Yesterday I listed the events surrounding Patriots’ Day that are scheduled to take place in Minute Man National Historical Park. I also linked to Battleroad.org, a website listing other events in the area.

But there are yet more local commemorations, some of which may not appear on either list. I’ve come to see that pattern as emblematic of deep New England culture. Even though the militia mobilizations of 1774-1777 were by definition mass evens, our communities often like to maintain our own traditions independent from coordinating authorities.

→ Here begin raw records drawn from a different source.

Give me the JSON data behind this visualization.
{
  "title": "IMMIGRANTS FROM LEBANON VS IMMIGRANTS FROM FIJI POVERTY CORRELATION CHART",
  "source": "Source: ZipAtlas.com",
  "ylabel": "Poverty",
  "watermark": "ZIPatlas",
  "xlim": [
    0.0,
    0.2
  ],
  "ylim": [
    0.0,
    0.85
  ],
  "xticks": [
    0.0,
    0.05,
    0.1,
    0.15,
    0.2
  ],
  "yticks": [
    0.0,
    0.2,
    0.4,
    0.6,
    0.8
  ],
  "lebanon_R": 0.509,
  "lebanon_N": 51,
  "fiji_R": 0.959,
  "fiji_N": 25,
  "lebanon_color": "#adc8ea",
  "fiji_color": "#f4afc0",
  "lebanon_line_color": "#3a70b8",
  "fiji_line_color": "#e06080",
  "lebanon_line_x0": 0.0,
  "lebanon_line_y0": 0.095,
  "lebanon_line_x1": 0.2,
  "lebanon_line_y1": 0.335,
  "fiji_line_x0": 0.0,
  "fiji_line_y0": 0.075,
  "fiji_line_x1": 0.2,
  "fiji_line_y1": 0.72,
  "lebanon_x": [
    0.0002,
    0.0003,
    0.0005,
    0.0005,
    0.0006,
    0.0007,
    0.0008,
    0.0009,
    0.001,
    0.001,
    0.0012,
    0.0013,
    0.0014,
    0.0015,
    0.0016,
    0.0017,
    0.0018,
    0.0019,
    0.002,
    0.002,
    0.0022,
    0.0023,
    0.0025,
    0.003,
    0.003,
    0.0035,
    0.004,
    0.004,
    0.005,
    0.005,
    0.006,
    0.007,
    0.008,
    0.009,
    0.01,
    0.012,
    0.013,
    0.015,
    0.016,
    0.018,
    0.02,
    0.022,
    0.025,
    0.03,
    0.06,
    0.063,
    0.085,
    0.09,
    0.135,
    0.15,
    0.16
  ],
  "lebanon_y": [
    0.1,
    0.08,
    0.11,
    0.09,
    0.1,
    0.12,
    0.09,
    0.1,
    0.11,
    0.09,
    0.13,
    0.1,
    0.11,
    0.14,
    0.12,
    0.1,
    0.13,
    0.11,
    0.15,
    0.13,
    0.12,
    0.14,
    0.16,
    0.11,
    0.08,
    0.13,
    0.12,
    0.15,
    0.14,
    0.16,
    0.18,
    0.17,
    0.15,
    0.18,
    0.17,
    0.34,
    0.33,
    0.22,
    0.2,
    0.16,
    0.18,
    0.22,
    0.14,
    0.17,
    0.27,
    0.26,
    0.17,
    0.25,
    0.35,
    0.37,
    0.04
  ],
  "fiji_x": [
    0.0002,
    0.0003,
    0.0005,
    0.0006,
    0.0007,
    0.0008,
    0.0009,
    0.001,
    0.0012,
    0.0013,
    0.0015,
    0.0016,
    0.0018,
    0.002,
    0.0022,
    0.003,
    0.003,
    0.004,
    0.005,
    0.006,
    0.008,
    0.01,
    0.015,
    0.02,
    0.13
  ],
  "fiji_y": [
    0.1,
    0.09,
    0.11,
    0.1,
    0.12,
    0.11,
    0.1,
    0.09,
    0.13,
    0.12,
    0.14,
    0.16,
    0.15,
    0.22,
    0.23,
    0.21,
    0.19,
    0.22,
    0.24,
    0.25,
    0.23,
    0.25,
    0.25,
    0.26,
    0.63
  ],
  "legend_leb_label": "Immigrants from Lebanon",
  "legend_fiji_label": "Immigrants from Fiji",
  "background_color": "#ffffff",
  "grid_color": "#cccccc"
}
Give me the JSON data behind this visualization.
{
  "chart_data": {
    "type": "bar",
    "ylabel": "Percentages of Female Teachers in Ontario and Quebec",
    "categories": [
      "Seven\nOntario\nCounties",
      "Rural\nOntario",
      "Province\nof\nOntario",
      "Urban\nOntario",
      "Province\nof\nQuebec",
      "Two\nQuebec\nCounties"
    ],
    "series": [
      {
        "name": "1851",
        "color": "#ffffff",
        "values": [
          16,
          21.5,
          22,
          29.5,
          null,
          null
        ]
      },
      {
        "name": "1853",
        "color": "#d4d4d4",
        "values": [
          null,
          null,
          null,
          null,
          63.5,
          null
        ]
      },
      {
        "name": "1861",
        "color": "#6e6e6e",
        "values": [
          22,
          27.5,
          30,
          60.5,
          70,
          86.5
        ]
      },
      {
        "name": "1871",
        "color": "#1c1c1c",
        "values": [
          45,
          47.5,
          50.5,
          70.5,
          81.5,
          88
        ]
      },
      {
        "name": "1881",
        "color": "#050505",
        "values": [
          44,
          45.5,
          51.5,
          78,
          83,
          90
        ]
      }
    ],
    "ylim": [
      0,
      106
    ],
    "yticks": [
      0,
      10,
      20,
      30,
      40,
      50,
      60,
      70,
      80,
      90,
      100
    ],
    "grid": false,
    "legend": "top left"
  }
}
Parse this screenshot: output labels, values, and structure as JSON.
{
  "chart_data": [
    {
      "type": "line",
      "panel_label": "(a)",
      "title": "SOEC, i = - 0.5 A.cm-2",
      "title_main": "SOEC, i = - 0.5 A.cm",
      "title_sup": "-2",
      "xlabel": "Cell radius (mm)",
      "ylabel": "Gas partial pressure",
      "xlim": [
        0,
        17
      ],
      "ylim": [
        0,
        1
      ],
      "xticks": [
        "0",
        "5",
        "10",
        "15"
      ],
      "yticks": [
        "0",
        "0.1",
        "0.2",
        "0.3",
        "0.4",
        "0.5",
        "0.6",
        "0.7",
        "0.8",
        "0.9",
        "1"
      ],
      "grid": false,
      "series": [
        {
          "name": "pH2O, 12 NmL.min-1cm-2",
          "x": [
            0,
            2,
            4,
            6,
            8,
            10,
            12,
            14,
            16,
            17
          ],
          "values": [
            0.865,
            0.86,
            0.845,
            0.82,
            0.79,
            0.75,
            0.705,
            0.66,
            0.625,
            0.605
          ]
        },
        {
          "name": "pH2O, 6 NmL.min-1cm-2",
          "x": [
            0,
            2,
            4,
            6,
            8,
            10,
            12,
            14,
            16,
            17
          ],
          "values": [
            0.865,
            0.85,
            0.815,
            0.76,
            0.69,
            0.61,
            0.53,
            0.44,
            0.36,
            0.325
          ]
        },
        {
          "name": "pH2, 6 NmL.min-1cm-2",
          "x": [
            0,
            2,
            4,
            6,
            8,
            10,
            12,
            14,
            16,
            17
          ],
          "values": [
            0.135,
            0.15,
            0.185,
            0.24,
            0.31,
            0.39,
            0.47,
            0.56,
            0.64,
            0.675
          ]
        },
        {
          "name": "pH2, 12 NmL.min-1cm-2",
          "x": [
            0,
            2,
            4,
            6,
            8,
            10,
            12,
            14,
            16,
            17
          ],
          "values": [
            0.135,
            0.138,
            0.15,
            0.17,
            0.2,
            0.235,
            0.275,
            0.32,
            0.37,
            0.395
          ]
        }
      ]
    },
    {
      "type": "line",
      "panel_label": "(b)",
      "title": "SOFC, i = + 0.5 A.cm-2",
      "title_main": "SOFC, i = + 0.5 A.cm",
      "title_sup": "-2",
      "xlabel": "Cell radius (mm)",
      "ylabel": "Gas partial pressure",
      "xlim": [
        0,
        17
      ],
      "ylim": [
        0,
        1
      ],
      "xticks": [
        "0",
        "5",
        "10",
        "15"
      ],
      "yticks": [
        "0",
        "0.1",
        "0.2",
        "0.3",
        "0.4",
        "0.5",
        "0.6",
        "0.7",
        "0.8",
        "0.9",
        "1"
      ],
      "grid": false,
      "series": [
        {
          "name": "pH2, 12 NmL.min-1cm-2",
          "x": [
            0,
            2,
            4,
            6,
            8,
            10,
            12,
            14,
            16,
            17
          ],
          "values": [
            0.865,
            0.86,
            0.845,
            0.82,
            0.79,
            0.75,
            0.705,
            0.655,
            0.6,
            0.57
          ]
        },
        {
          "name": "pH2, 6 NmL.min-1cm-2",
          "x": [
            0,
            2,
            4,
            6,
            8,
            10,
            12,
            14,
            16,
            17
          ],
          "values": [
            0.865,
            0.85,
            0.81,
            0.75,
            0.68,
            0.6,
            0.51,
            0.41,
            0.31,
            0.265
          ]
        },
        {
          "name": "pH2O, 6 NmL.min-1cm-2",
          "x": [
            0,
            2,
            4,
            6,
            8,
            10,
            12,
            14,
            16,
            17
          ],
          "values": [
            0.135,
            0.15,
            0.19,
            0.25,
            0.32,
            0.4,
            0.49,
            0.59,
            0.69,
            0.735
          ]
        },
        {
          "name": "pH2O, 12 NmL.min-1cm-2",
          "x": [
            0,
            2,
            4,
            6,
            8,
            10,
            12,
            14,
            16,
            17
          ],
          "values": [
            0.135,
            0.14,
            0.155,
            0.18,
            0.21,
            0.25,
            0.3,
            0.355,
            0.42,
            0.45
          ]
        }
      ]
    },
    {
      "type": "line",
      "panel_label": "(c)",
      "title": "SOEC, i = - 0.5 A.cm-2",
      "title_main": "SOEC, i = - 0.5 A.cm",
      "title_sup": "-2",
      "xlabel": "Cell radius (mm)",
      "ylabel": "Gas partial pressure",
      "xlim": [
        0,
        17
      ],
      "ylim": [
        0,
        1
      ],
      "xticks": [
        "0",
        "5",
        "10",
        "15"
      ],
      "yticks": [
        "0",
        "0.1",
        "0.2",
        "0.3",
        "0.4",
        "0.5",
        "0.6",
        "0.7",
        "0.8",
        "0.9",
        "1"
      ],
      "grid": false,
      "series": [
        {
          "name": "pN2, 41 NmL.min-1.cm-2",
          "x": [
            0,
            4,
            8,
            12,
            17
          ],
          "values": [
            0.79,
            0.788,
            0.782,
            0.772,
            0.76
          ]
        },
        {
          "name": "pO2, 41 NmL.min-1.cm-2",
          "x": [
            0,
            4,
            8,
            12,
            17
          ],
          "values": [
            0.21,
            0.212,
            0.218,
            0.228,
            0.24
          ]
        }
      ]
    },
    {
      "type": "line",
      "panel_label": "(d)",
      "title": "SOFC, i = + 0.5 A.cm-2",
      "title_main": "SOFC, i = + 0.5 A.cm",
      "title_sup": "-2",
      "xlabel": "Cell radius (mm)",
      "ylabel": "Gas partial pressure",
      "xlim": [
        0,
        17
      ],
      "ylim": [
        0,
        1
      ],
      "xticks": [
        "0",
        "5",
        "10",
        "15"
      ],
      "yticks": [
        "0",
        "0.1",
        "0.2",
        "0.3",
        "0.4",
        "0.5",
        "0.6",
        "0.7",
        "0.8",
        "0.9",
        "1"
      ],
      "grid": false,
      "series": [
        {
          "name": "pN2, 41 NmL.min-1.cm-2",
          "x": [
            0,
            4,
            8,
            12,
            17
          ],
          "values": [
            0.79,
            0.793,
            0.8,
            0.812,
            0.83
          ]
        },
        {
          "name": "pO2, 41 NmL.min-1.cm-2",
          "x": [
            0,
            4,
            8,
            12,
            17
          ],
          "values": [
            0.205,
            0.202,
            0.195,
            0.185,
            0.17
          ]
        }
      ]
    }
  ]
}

This afternoon, for example, the town of Tewksbury commemorates its response to the 1775 alarm with the “Tewksbury Line of March” starting at 1:30 P.M. The Tewksbury Militia and Minutemen, Billerica Colonial Minutemen, and Second Massachusetts Regiment will participate. Former Tewksbury Historical Society president David Marcus will narrate the event.

Attendees are invited to walk behind the reenactors along the militia companies’ original route along East Street, Lee Street, and Chandler Street to the town library, where there will be a musket salute. At around 2:45 P.M. guest speaker will then provide a Loyalist perspective on events.

On Sunday, 15 April, Arlington will be the scene of “The Fight at the Jason Russell House,” reenacting the skirmish that cost more than a dozen lives in 1775. Participating reenacting groups include the Menotomy Minutemen, the Danvers Alarum Company, Gardner’s Regiment, and the Acton Minutemen. The Jason Russell House is at 7 Jason Street (just off Massachusetts Avenue), and this event is due to start at noon.

That fight is scheduled to finish by 2:00 P.M. when the Arlington Patriots’ Day Parade will begin, starting at Massachusetts Avenue and Brattle Street and proceeding east along Mass. Ave. to the Walgreen’s in East Arlington. Expect bands, fire engines, reenacting units, and community groups to march by.

Finally, that Sunday evening in Lexington, History At Play will present “The House of Hancock,” a “fun-filled, Hamilton-style musical” about the rise of the Hancock family. John Hancock’s grandfather was the minister in Lexington for decades, and he spent some years of his youth there before returning for his fateful visit in 1775.

“Join John and Dolly Hancock, Sam Adams, and more as they plan a revolution,” says the show notice. This chamber musical will be performed in the Lexington Depot starting at 7:00 P.M. Tickets are $20 for Lexington Historical Society members, $25 for non-members, and $15 for children.